Columbus Crew SC v Toronto FC - Eastern Conference Finals - Leg 2 Photo by Vaughn Ridley/Getty Images

Toronto have not just grudgingly accepted that they are going to need to win ugly; they have dived into it like pigs in mud. They’ll tell anyone who will listen that they relish it.

"I was talking to couple of people after the game - this team is not just that team that likes to play the pretty game and tiki-taka this and that,” Bono said.

“We’re a team that digs in. We lay our bodies on the line, we put our balls on the line every single game.”

"The playoffs... I have this conversation a lot,” Justin Morrow added. “They’re so different than the regular season. Teams play differently. Games are on edge.
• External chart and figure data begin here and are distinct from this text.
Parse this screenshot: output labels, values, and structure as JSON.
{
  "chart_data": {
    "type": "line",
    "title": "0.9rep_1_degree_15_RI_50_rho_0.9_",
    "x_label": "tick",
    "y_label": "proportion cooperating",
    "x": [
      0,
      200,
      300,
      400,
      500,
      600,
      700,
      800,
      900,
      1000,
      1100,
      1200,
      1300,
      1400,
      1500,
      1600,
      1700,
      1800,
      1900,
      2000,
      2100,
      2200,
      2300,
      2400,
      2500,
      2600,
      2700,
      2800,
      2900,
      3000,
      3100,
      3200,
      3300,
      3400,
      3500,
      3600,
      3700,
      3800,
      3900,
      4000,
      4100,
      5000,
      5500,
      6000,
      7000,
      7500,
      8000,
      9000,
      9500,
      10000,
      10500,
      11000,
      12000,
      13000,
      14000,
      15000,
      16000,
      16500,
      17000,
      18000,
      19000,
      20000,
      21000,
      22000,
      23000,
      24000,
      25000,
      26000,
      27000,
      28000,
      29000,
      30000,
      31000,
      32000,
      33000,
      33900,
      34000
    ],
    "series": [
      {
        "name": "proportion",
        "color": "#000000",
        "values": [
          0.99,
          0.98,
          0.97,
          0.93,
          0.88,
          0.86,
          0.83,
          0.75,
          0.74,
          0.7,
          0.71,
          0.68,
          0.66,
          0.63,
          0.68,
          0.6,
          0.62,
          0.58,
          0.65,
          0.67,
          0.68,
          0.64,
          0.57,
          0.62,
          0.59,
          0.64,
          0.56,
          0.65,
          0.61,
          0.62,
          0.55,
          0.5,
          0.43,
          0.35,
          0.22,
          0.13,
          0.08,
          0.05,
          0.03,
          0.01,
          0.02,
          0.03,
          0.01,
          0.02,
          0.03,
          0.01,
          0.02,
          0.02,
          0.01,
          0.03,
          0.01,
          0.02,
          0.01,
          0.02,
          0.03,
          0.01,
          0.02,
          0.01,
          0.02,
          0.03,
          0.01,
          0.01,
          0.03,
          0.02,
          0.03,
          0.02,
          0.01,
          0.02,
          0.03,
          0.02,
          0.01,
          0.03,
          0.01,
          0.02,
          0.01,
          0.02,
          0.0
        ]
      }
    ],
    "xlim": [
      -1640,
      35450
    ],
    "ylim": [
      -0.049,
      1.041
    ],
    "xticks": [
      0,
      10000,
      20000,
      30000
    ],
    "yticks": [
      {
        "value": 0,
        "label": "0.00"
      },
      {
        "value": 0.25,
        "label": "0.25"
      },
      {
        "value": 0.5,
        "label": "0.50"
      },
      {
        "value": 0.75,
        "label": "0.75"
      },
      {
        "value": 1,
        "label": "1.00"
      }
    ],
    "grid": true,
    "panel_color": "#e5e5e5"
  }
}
“There’s so much more tension, especially in this series - it was such a tactical series. I know what it must look like to fans, that maybe we look different to the way we were playing in the regular season, but we’re trying the whole time to figure each other out and that’s what you see on the field.”

You get the sense from Bradley that he views the idea of cruising through the playoffs in style as borderline delusional.

“To win MLS Cup, to win in the playoffs, you can’t expect that the same things you do in the regular season are going to work every single night in the playoffs,” Bradley said. “It’d be naive.

“For the teams that think it’s the same, they’ve - over the history of the league - found their seasons done pretty quickly.”

Columbus Crew SC v Toronto FC - Eastern Conference Finals - Leg 2 Photo by Vaughn Ridley/Getty Images

It’s not wrong to regard these games as not that much more heavily tilted in one team’s favour than the flip of a coin.

And it’s not wrong to state that the football TFC played through the summer was better than what they are serving up now.

Both of those things are uncomfortable to admit because they are an acknowledgement that a team so dominant for much of the campaign no longer boasts the same supremacy.

But it might have been unrealistic to ever expect that they would.

Now, Toronto have been challenged to advance the case that they are not only MLS’ best team in 2017 but also its most resolute; the one that never stops believing.

“We’ve embraced this idea that whatever we’ve got to do, whatever it has to look like, we’re going to do it,” Bradley concluded.

“We’re not going to worry about anything else. We’re not going to apologize for anything.

“We’re going to continue to find ways to make sure we can win games.”